Review: “The Adventures of Tintin” Lacks Heart

"The Adventures of Tintin" possesses all the technical mastery for which Steven Spielberg is known, but it shockingly lacks the one crucial hallmark of the director's oevre: Heart.

Spielberg started out making arty horror, dabbled in comedy, re-invented to the action-adventure film, and made brilliant sci-fi, before becoming a populist auteur. And through it all, one of the primary ingredients in his work has always been heart, often in suffocating amounts. So how does an adaptation of a comic he has loved for 30 years come out so cold? 

What makes this doubly frustrating is that the film represents a massive leap forward in filmmaking, standing as the first motion-capture feature film that doesn’t give you the willies.   

Our adventure starts with Tintin coming upon a model ship being sold at a flea market. In quick succession he is approached by two men, each so desperate to own the ship that they tell him to name his price. Stubborn, and possessed of a journalist's curiosity, Tintin sets out to learn what al the fuss is about, an inquiry that puts him on the trail of sunken treasure that went down in the late 1600s.

Thanks to the magic of co-director Peter Jackson and his friends at WETA, "Tintin" looks amazing. The faces are fully articulated, without having that "Polar Express" creepiness about them that has until now made mo-cap so unpleasant. And the colors and lines are beautifully evocative of the original artwork by Tintin's creator, the Belgian artist Herge.

And the film certainly has Herge's pedal-to-the-floor sense of adventure, the kind of which Spielberg created so gloriously in "Raiders of the Lost Ark." Spielberg turns the streets of Morocco into a massive game of Mousetrap, a white-knuckle race with more twists and turns than a telenovela, that amazingly is done in a one continuous "shot." Yes, this is more easily done in the world of animation, but it is nonetheless a staggering bit of imagine and expertise.

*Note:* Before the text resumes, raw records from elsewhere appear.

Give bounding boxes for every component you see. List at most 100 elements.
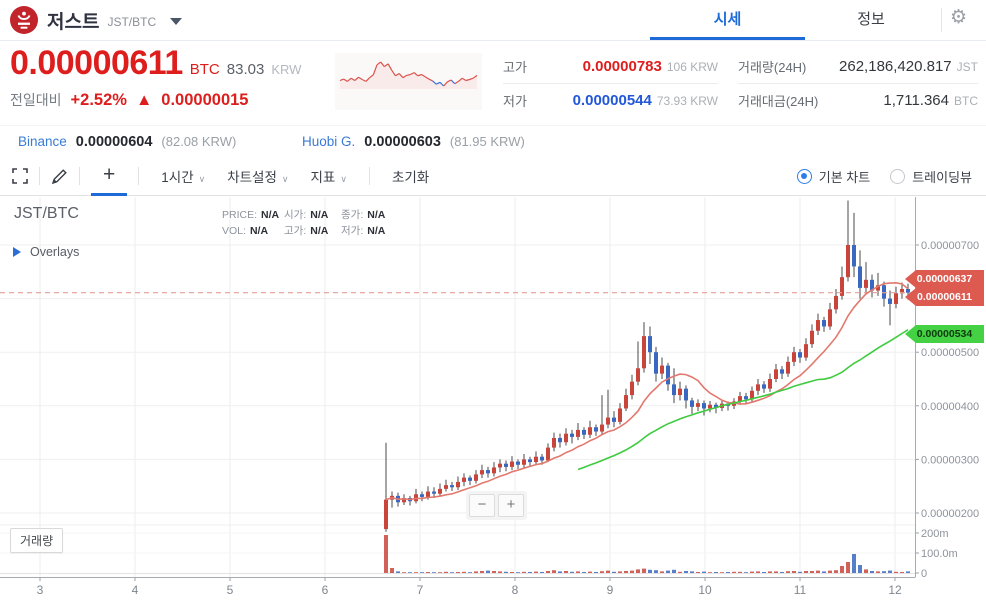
chart-type-tradingview-radio[interactable]: 트레이딩뷰 <box>890 167 972 186</box>
daily-change-row: 전일대비 +2.52% ▲ 0.00000015 <box>10 90 248 110</box>
toolbar-separator <box>138 167 140 185</box>
legend-low-value: N/A <box>367 225 386 237</box>
market-stats: 고가 0.00000783 106 KRW 저가 0.00000544 73.9… <box>503 50 981 117</box>
exchange-binance-link[interactable]: Binance <box>18 134 67 149</box>
change-absolute: 0.00000015 <box>161 91 249 109</box>
exchange-binance-krw: (82.08 KRW) <box>161 134 237 149</box>
chart-zoom-controls: − + <box>466 491 527 520</box>
svg-text:0.00000300: 0.00000300 <box>921 454 979 466</box>
just-coin-logo <box>10 6 38 34</box>
low-value: 0.00000544 <box>572 92 652 109</box>
svg-text:7: 7 <box>417 583 424 597</box>
fullscreen-icon[interactable] <box>12 168 28 184</box>
volume-pane-label: 거래량 <box>10 528 64 553</box>
chart-settings-dropdown[interactable]: 차트설정 ∨ <box>227 170 289 185</box>
current-price-row: 0.00000611 BTC 83.03 KRW <box>10 44 301 83</box>
overlays-toggle[interactable]: Overlays <box>13 245 79 259</box>
price-unit: BTC <box>189 61 220 78</box>
change-percent: +2.52% <box>70 91 127 109</box>
svg-text:100.0m: 100.0m <box>921 548 958 560</box>
turnover-value: 1,711.364 <box>883 92 949 109</box>
expand-triangle-icon <box>13 247 21 257</box>
high-label: 고가 <box>503 60 527 75</box>
svg-text:4: 4 <box>132 583 139 597</box>
legend-open-value: N/A <box>310 209 329 221</box>
radio-icon <box>796 168 812 184</box>
legend-low-label: 저가: <box>341 225 364 237</box>
zoom-out-button[interactable]: − <box>469 494 495 517</box>
krw-unit: KRW <box>271 62 302 77</box>
legend-vol-value: N/A <box>249 225 269 237</box>
legend-vol-label: VOL: <box>222 225 246 237</box>
svg-text:0.00000400: 0.00000400 <box>921 401 979 413</box>
current-price: 0.00000611 <box>10 44 183 82</box>
zoom-in-button[interactable]: + <box>498 494 524 517</box>
svg-text:3: 3 <box>37 583 44 597</box>
exchange-binance-price: 0.00000604 <box>75 133 153 150</box>
page-header: 저스트 JST/BTC 시세 정보 ⚙ <box>0 0 986 41</box>
turnover-24h-row: 거래대금(24H) 1,711.364 BTC <box>738 84 978 117</box>
svg-text:8: 8 <box>512 583 519 597</box>
draw-pencil-icon[interactable] <box>51 168 68 185</box>
chart-legend-stats: PRICE: N/A 시가: N/A 종가: N/A VOL: N/A 고가: N/A 저… <box>222 207 398 239</box>
chevron-down-icon: ∨ <box>198 174 206 184</box>
svg-text:6: 6 <box>322 583 329 597</box>
toolbar-separator <box>368 167 370 185</box>
price-chart-canvas[interactable]: 34567891011120.000007000.000006000.00000… <box>0 197 986 608</box>
coin-pair: JST/BTC <box>107 15 157 29</box>
coin-name: 저스트 <box>47 11 100 33</box>
coin-dropdown-caret-icon[interactable] <box>170 18 183 25</box>
high-price-row: 고가 0.00000783 106 KRW <box>503 50 718 84</box>
low-label: 저가 <box>503 94 527 109</box>
toolbar-separator <box>39 167 40 185</box>
chart-symbol-label: JST/BTC <box>14 205 79 222</box>
chart-toolbar: + 1시간 ∨ 차트설정 ∨ 지표 ∨ 초기화 기본 차트 트레이딩뷰 <box>0 157 986 196</box>
svg-text:0: 0 <box>921 568 927 580</box>
exchange-binance: Binance 0.00000604 (82.08 KRW) <box>18 126 236 157</box>
svg-text:200m: 200m <box>921 528 949 540</box>
volume-value: 262,186,420.817 <box>839 58 952 75</box>
high-krw: 106 KRW <box>666 60 718 74</box>
tab-market[interactable]: 시세 <box>650 0 805 40</box>
legend-open-label: 시가: <box>284 209 307 221</box>
svg-text:0.00000200: 0.00000200 <box>921 508 979 520</box>
low-price-row: 저가 0.00000544 73.93 KRW <box>503 84 718 117</box>
svg-text:10: 10 <box>698 583 712 597</box>
add-chart-tool-button[interactable]: + <box>91 157 128 196</box>
exchange-huobi-price: 0.00000603 <box>364 133 441 150</box>
chart-type-basic-radio[interactable]: 기본 차트 <box>796 167 870 186</box>
indicators-dropdown[interactable]: 지표 ∨ <box>310 170 347 185</box>
high-value: 0.00000783 <box>582 58 662 75</box>
volume-24h-row: 거래량(24H) 262,186,420.817 JST <box>738 50 978 84</box>
svg-text:12: 12 <box>888 583 902 597</box>
svg-text:9: 9 <box>607 583 614 597</box>
change-direction-arrow: ▲ <box>135 91 153 109</box>
volume-unit: JST <box>956 60 978 74</box>
exchange-huobi-krw: (81.95 KRW) <box>449 134 525 149</box>
svg-text:11: 11 <box>794 583 807 597</box>
price-tag-ma-long: 0.00000534 <box>905 325 984 343</box>
legend-high-value: N/A <box>310 225 329 237</box>
turnover-label: 거래대금(24H) <box>738 94 819 109</box>
chevron-down-icon: ∨ <box>281 174 289 184</box>
legend-close-value: N/A <box>367 209 386 221</box>
svg-text:0.00000500: 0.00000500 <box>921 347 979 359</box>
coin-title-group[interactable]: 저스트 JST/BTC <box>10 0 183 40</box>
settings-gear-icon[interactable]: ⚙ <box>950 7 968 28</box>
turnover-unit: BTC <box>954 94 978 108</box>
chevron-down-icon: ∨ <box>340 174 347 184</box>
tab-info[interactable]: 정보 <box>857 11 885 28</box>
legend-high-label: 고가: <box>284 225 307 237</box>
reset-chart-button[interactable]: 초기화 <box>391 170 430 185</box>
volume-label: 거래량(24H) <box>738 60 807 75</box>
svg-text:5: 5 <box>227 583 234 597</box>
svg-text:0.00000700: 0.00000700 <box>921 240 979 252</box>
header-divider <box>941 8 942 32</box>
exchange-huobi-link[interactable]: Huobi G. <box>302 134 356 149</box>
price-tag-current: 0.00000611 <box>905 288 984 306</box>
toolbar-separator <box>79 167 80 185</box>
interval-dropdown[interactable]: 1시간 ∨ <box>161 170 206 185</box>
legend-price-value: N/A <box>261 209 280 221</box>
exchange-huobi: Huobi G. 0.00000603 (81.95 KRW) <box>302 126 525 157</box>
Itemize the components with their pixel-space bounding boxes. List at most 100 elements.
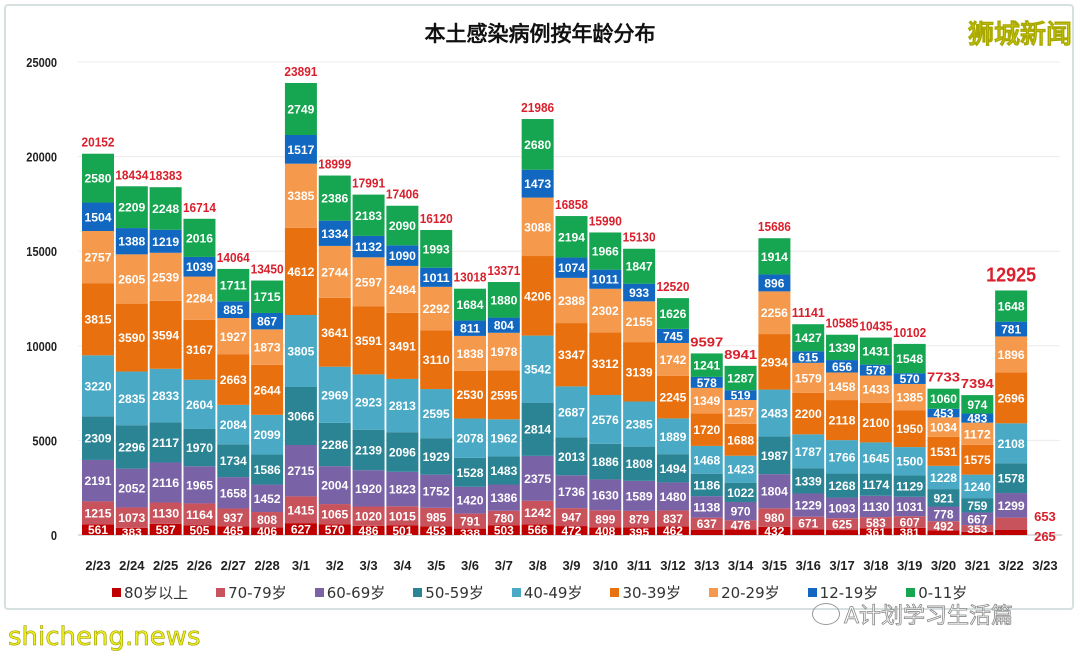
bar-segment [656, 526, 689, 535]
bar-segment [792, 351, 825, 363]
bar-segment [927, 489, 960, 507]
total-label: 18999 [318, 157, 351, 172]
bar-segment [420, 507, 453, 527]
total-label: 21986 [521, 100, 554, 115]
total-label: 10585 [826, 316, 859, 331]
segment-label: 1589 [626, 489, 653, 503]
segment-label: 2099 [254, 428, 281, 442]
y-tick-label: 15000 [26, 244, 57, 259]
site-watermark: shicheng.news [8, 622, 201, 653]
segment-label: 1880 [490, 293, 517, 307]
segment-label: 3167 [186, 343, 213, 357]
segment-label: 1022 [727, 486, 754, 500]
bar-segment [115, 186, 148, 229]
segment-label: 2744 [321, 265, 348, 279]
bar-segment [82, 283, 114, 356]
bar-segment [995, 336, 1028, 373]
bar-segment [961, 413, 994, 423]
legend-swatch [906, 588, 916, 597]
legend-label: 40-49岁 [523, 584, 583, 602]
segment-label: 2096 [389, 445, 416, 459]
x-tick-label: 3/2 [326, 558, 344, 573]
total-label: 7733 [927, 370, 960, 385]
segment-label: 1970 [186, 441, 213, 455]
legend-item: 70-79岁 [216, 582, 287, 603]
segment-label: 2108 [998, 437, 1025, 451]
total-label: 15686 [758, 219, 791, 234]
total-label: 15990 [589, 213, 622, 228]
legend-swatch [610, 588, 620, 597]
bar-segment [217, 268, 250, 302]
segment-label: 921 [934, 491, 954, 505]
bar-segment [623, 301, 656, 343]
segment-label: 2833 [152, 389, 179, 403]
bar-segment [656, 375, 689, 419]
bar-segment [521, 500, 554, 525]
bar-segment [251, 484, 284, 513]
bar-segment [826, 400, 859, 441]
segment-label: 1966 [592, 245, 619, 259]
bar-segment [352, 525, 385, 535]
bar-segment [251, 527, 284, 535]
bar-segment [318, 175, 351, 221]
segment-label: 2302 [592, 304, 619, 318]
bar-segment [217, 404, 250, 445]
total-label: 12925 [986, 264, 1036, 286]
segment-label: 578 [866, 364, 886, 378]
segment-label: 4206 [524, 289, 551, 303]
bar-segment [82, 524, 114, 535]
segment-label: 519 [731, 389, 751, 403]
bar-segment [927, 408, 960, 418]
segment-label: 1299 [998, 499, 1025, 513]
bar-segment [656, 454, 689, 483]
bar-segment [487, 317, 520, 333]
segment-label: 1927 [220, 330, 247, 344]
bar-segment [318, 220, 351, 246]
segment-label: 383 [122, 527, 142, 539]
bar-segment [318, 366, 351, 423]
bar-segment [115, 425, 148, 469]
chart-title: 本土感染病例按年龄分布 [424, 22, 656, 46]
x-tick-label: 3/4 [393, 558, 412, 573]
segment-label: 1339 [795, 474, 822, 488]
bar-segment [555, 475, 588, 509]
bar-segment [859, 495, 892, 518]
legend-label: 12-19岁 [819, 584, 879, 602]
segment-label: 3347 [558, 348, 585, 362]
segment-label: 1896 [998, 348, 1025, 362]
bar-segment [826, 360, 859, 373]
x-tick-label: 2/25 [153, 558, 178, 573]
bar-segment [217, 354, 250, 405]
segment-label: 2090 [389, 219, 416, 233]
segment-label: 2605 [118, 272, 145, 286]
x-tick-label: 3/13 [694, 558, 719, 573]
segment-label: 570 [325, 523, 345, 537]
bar-segment [656, 418, 689, 455]
bar-segment [995, 372, 1028, 424]
bar-segment [724, 482, 757, 502]
bar-segment [386, 245, 419, 266]
segment-label: 1065 [321, 508, 348, 522]
bar-segment [420, 474, 453, 508]
bar-segment [927, 506, 960, 522]
segment-label: 1648 [998, 300, 1025, 314]
segment-label: 3641 [321, 326, 348, 340]
bar-segment [115, 371, 148, 426]
segment-label: 3088 [524, 220, 551, 234]
bar-segment [115, 254, 148, 304]
segment-label: 1060 [930, 392, 957, 406]
bar-segment [352, 194, 385, 236]
bar-segment [521, 455, 554, 501]
segment-label: 486 [359, 524, 379, 538]
segment-label: 2388 [558, 294, 585, 308]
bar-segment [826, 518, 859, 531]
bar-segment [690, 353, 723, 377]
bar-segment [623, 283, 656, 302]
bar-segment [284, 134, 317, 164]
bar-segment [690, 517, 723, 530]
segment-label: 2969 [321, 388, 348, 402]
bar-segment [149, 422, 182, 463]
bar-segment [859, 517, 892, 529]
segment-label: 2100 [862, 416, 889, 430]
legend-swatch [413, 588, 423, 597]
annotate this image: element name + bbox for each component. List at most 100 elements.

And yet… It all feels rather cold. Tintin doesn’t seem to actually care about why the model ship is so valuable, or what it leads to, and his side in the fight is chosen for him when the other guys come at him guns –a-blazing. It feels as though Tintin's chasing down the story just to satisfy his own intellectual curiosity. And because the film tells the story of Tintin's first meeting with Capt. Haddock, the duo lacks the rapport that made them so engaging in the comics. This is a common complaint about so-called "origin stories" that launch movie franchises, but at what point to we stop excepting this as an excuse? People manage to make great one-off films all the time that capture the inter-personal dynamics of folks we've never before met—why do we give special dispensation to tent-poles?

 

"The Adventures of Tintin" opens everywhere December 21st.